No entanto, em busca de melhores respostas da verdadeira influência do genótipo sobre o fenótipo do desempenho físico, estudos têm se voltado a utilizarem delineamentos de pesquisas que demonstrem associações dos genes em resposta ao treinamento físico, para que fique elucidado se diferenças genotípicas respondem diferentemente ao exercício físico. Entretanto, a literatura também traz resultados divergentes sobre essas respostas.

Em um estudo, positivisando o tema, Williams et al. (2000) estudaram em 58 indivíduos saudáveis (sexo masculino) (I/I, n=35 e D/D, n=23) a eficiência contrátil muscular avaliada em cicloergômetro, antes e após 11 semanas de um programa de treinamento físico. A energia utilizada por unidade de potência, não mostrou ser diferente entre os genótipos I/I e D/D (24,5% e 24,9%, respectivamente) no período pré-treinamento; no entanto, em resposta ao treinamento, essa variável aumentou

44 significativamente entre os indivíduos com genótipo I/I. Essa diferença representa aumento na eficiência, relativa ao período pré-treinamento, de 8,62% para o genótipo I/I e –0,39% para o genótipo D/D. Os autores desconhecem os mecanismos pelos quais o alelo I estaria potencializando a eficiência mecânica em indivíduos treinados. No entanto, fundamentaram seus achados na baixa atividade enzimática da ECA no genótipo I/I que poderia melhorar a função contrátil na musculatura cardíaca e esquelética via melhora na eficiência da oxidação mitocondrial, fator este mediado pelo aumento local na concentração de óxido nítrico (ZHAO at al, 1999).

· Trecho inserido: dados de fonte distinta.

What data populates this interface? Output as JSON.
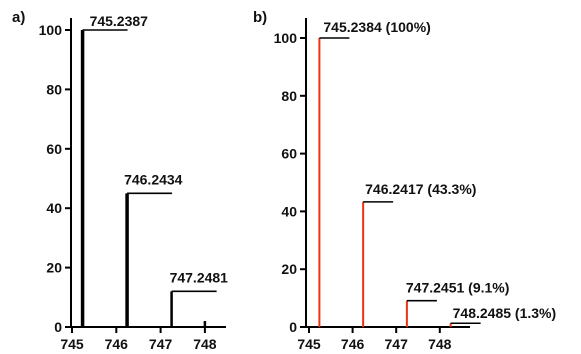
{
  "chart_data": [
    {
      "type": "bar",
      "panel_label": "a)",
      "xlabel": "",
      "ylabel": "",
      "xlim": [
        745,
        748.3
      ],
      "ylim": [
        0,
        100
      ],
      "x_ticks": [
        745,
        746,
        747,
        748
      ],
      "y_ticks": [
        0,
        20,
        40,
        60,
        80,
        100
      ],
      "grid": false,
      "legend": "none",
      "series": [
        {
          "color": "#000000",
          "points": [
            {
              "x": 745.2387,
              "y": 100,
              "label": "745.2387"
            },
            {
              "x": 746.2434,
              "y": 45,
              "label": "746.2434"
            },
            {
              "x": 747.2481,
              "y": 12,
              "label": "747.2481"
            },
            {
              "x": 748.0,
              "y": 2,
              "label": ""
            }
          ]
        }
      ]
    },
    {
      "type": "bar",
      "panel_label": "b)",
      "xlabel": "",
      "ylabel": "",
      "xlim": [
        745,
        748.6
      ],
      "ylim": [
        0,
        100
      ],
      "x_ticks": [
        745,
        746,
        747,
        748
      ],
      "y_ticks": [
        0,
        20,
        40,
        60,
        80,
        100
      ],
      "grid": false,
      "legend": "none",
      "series": [
        {
          "color": "#ee3311",
          "points": [
            {
              "x": 745.2384,
              "y": 100,
              "label": "745.2384 (100%)"
            },
            {
              "x": 746.2417,
              "y": 43.3,
              "label": "746.2417 (43.3%)"
            },
            {
              "x": 747.2451,
              "y": 9.1,
              "label": "747.2451 (9.1%)"
            },
            {
              "x": 748.2485,
              "y": 1.3,
              "label": "748.2485 (1.3%)"
            }
          ]
        }
      ]
    }
  ]
}
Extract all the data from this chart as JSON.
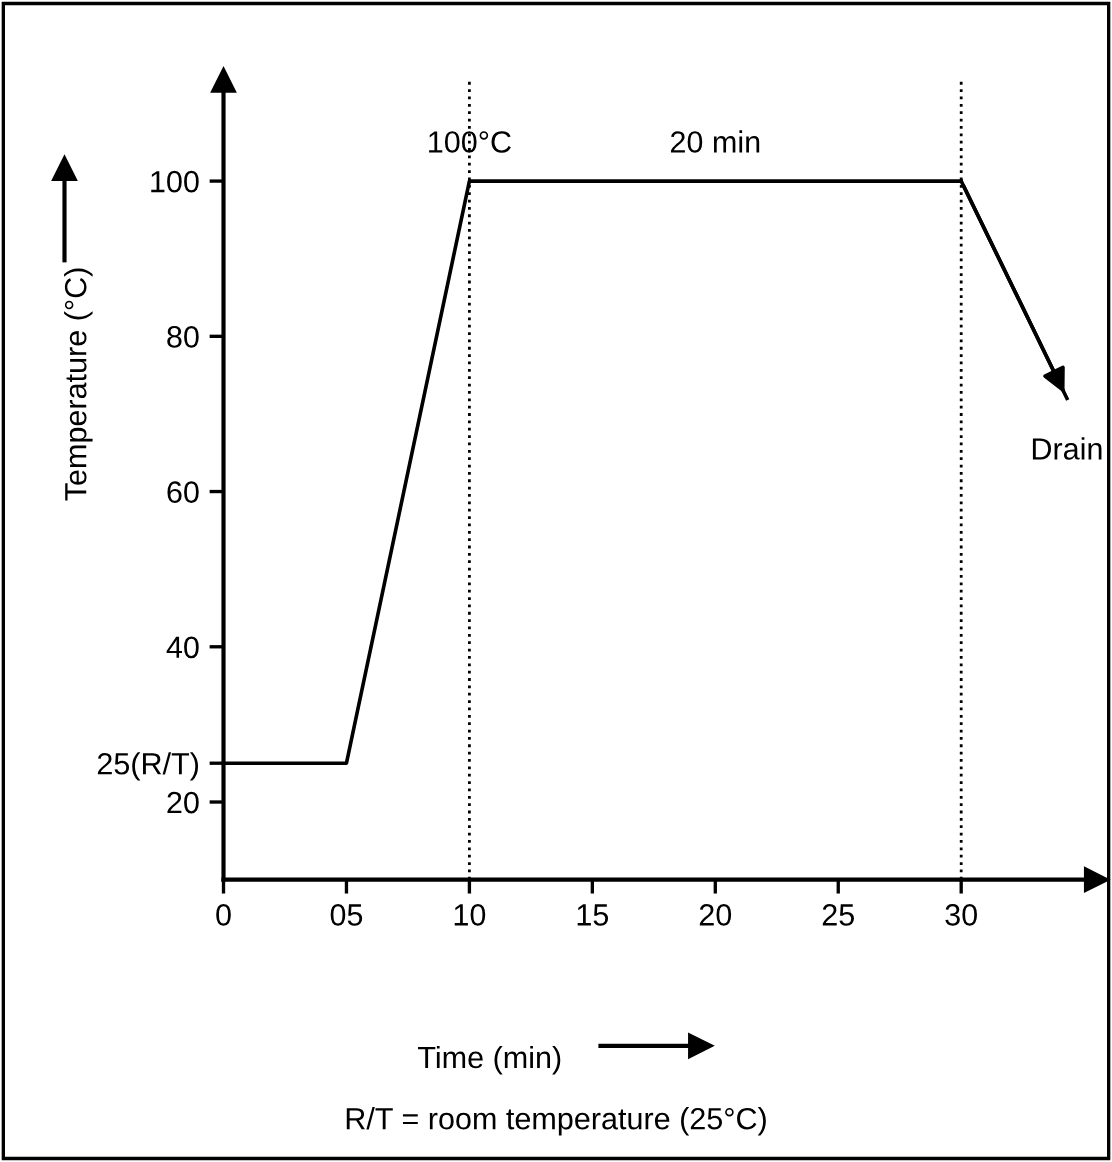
{
  "chart_data": {
    "type": "line",
    "xlabel": "Time (min)",
    "ylabel": "Temperature (°C)",
    "series": [
      {
        "color": "#000000",
        "x": [
          0,
          5,
          10,
          30
        ],
        "values": [
          25,
          25,
          100,
          100
        ]
      },
      {
        "color": "#000000",
        "x": [
          30,
          34.3
        ],
        "values": [
          100,
          72
        ]
      }
    ],
    "xlim": [
      0,
      35.5
    ],
    "xticks": [
      0,
      {
        "value": 5,
        "label": "05"
      },
      10,
      15,
      20,
      25,
      30
    ],
    "ylim": [
      10,
      113
    ],
    "yticks": [
      20,
      {
        "value": 25,
        "label": "25(R/T)"
      },
      40,
      60,
      80,
      100
    ],
    "ref_lines": [
      {
        "axis": "x",
        "value": 10,
        "line_style": "dotted",
        "color": "#000000"
      },
      {
        "axis": "x",
        "value": 30,
        "line_style": "dotted",
        "color": "#000000"
      }
    ],
    "annotations": [
      {
        "text": "100°C",
        "x": 10,
        "y": 100
      },
      {
        "text": "20 min",
        "x": 20,
        "y": 100
      },
      {
        "text": "Drain",
        "x": 34.3,
        "y": 72
      },
      "R/T = room temperature (25°C)"
    ],
    "grid": false,
    "marker": "none",
    "line_style": "solid"
  }
}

Em oposição, Sonna, et al. (2001) ao verificar os efeitos de 8 semanas de treinamento aeróbio e de força na capacidade aeróbia sobre o gene da ECA em 62 homens e 85 mulheres recrutas militares, não encontrou diferenças entre os genótipos. Também, Alves (2007) com o objetivo de investigar a influência do polimorfismo da enzima conversora da angiotensina (ECA) e do angiotensinogênio na hipertrofia cardíaca e no ganho de capacidade funcional provocados pelo treinamento físico em indivíduos jovens e saudáveis, utilizou uma amostra de 83 policiais militares (26± 4,5 anos) que treinaram 17 semanas de treinamento físico aeróbio (50 a 80% VO2pico). O autor, apesar de observar melhoras significativas no VO2pico após a intervenção, não observou diferenças em relação aos diferentes genótipos da ECA, concluindo assim, que o polimorfismo da ECA e do angiotensinogênio não influenciaram o ganho de capacidade funcional provocado pelo treinamento físico, assim como, não influenciou a hipertrofia do ventrículo esquerdo provocada pelo treinamento físico.